The difference is obvious and quite simple to understand - it's Wal-Mart's RESPONSIBILITY to keep their lights on - not to provide health care for it's employees.

If subsidizing health care costs for their employees (which is a stretch) bothers you, how could you possibly feel about the welfare system in this country? My god - we're subsidizing XBOX 360s, Nikes, and god-knows-what else for alot of people that simply decide not to work. Where's the outrage and multiple posts about that?

p.

David Brodbeck wrote:

paul wrote:
the type that feels big business should coddle and spoonfeed people, rather than maximize earnings...

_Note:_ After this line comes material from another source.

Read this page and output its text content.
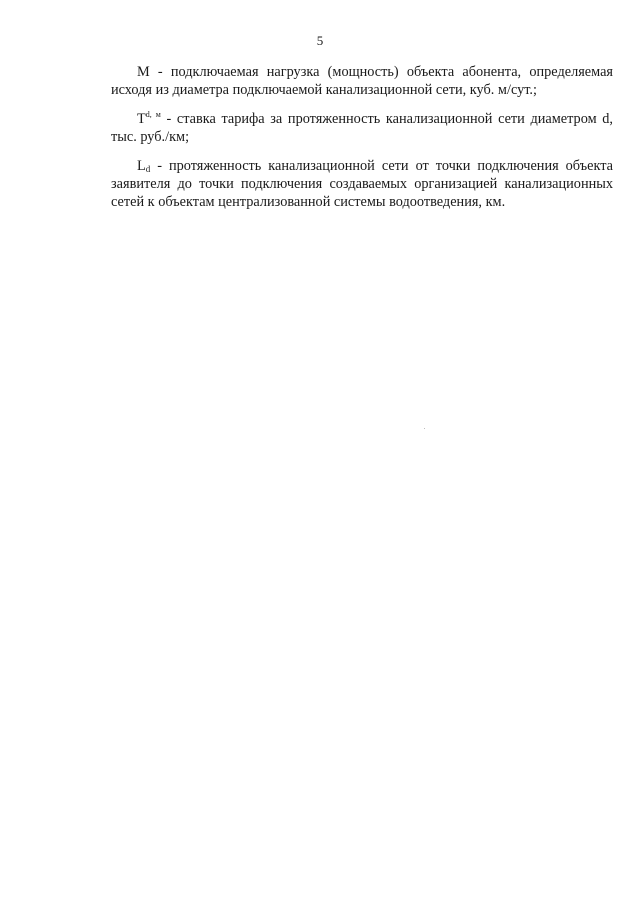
5

M - подключаемая нагрузка (мощность) объекта абонента, определяемая исходя из диаметра подключаемой канализационной сети, куб. м/сут.;

$T^{d, м}$ - ставка тарифа за протяженность канализационной сети диаметром d, тыс. руб./км;

$L_d$ - протяженность канализационной сети от точки подключения объекта заявителя до точки подключения создаваемых организацией канализационных сетей к объектам централизованной системы водоотведения, км.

The point isn't that I think Wal Mart should "coddle and spoonfeed"
people.  It's that we're directly subsidizing their high profits with
our tax dollars, by paying a cost (health insurance) that Wal-Mart
refuses to.

It's exactly as if Wal-Mart decided to stop paying their electric bill,
and expected us all to pay to keep the lights on for them.  Why is this
so hard to understand?

Now, you can argue that employers shouldn't be the ones providing health
care, and you might have a point.  But that's the way our system
currently works.  If your employer doesn't do it for you, you either do
without or fall back on public assistance, because individual health
insurance is extremely expensive for most people.  This is going to have
to change at some point, because the system is breaking down, but it's
not clear to me what should be done about it.